Diego Battistessa é jornalista e ativista de direitos humanos. Ele concentrou seu trabalho na migração na América Latina e no Caribe. Em 2019, ela ouviu a deputada da oposição Manuela Bolívar denunciar o tráfico de mulheres migrantes venezuelanas por gangues criminosas. Então, ela percebeu que não havia ninguém registrando esses casos de violência contra mulheres em trânsito para outros países. Quando começou a buscar informações nos jornais de cada país, viu a necessidade de criar um sistema para identificar os casos e colocá-los no mapa.

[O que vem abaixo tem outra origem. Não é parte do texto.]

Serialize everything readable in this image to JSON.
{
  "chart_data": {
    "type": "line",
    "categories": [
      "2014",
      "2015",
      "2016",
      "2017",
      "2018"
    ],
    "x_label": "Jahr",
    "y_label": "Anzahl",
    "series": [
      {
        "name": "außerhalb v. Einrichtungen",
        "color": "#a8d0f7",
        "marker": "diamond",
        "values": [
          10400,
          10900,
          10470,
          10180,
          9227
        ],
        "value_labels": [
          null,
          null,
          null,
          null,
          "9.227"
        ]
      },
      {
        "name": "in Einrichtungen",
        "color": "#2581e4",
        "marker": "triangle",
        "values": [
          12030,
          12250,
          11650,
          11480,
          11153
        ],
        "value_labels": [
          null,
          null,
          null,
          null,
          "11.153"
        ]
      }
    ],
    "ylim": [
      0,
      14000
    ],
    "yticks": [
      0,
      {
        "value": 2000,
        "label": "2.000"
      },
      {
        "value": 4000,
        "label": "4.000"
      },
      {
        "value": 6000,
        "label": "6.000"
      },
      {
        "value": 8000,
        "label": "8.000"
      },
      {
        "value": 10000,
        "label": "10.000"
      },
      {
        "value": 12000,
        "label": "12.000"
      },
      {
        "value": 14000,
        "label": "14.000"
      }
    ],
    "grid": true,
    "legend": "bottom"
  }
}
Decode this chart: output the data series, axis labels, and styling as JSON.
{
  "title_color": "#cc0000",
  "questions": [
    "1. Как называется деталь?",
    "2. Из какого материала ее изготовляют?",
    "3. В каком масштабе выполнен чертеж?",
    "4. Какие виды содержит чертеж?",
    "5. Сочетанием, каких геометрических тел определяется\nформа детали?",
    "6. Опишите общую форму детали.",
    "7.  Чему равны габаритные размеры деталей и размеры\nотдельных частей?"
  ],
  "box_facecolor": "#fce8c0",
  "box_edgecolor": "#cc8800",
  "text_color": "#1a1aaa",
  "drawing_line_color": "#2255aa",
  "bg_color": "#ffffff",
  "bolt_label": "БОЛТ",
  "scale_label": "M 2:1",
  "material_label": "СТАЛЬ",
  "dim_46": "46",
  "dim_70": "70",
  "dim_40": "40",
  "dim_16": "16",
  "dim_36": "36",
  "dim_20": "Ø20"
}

Assim começou o mapa de casos de morte e desaparecimento de mulheres venezuelanas no exterior. “Pensei em uma ferramenta gratuita, o Google Maps, que me permitisse georreferenciar os casos, e então comecei a criar um mapa que pudesse ser usado por outros colegas jornalistas, acadêmicos e ONGs para começar a entender a dimensão desse problema”, diz Battistessa.
O mapa, criado e mantido exclusivamente por ele por mais de cinco anos, rastreia as mortes de mulheres venezuelanas devido a feminicídio, bem como acidentes, desaparecimentos, doenças e suicídios, todos relacionados à migração. Com cautela, em cada caso, procure fotos, nome, idade e o artigo de jornal onde a história apareceu.
Embora existam registros que datam de 2013, foi em 2017 que o número de casos se intensificou. Entre os países com maior número de assassinatos de mulheres venezuelanas está a Colômbia, o país que mais acolhe venezuelanos. Eles são seguidos por Peru, México , Equador, República Dominicana e Panamá.
Este mapa de mortes e desaparecimentos de mulheres venezuelanas no exterior foi publicado há mais de cinco anos. Para Battistessa, é um registro necessário para que, um dia, a justiça seja feita. "Eu realmente acredito que alguém, em algum momento, terá que responder por isso; estes são os nomes e sobrenomes de mulheres que morreram e que não deveriam ter morrido, que não deveriam estar ali."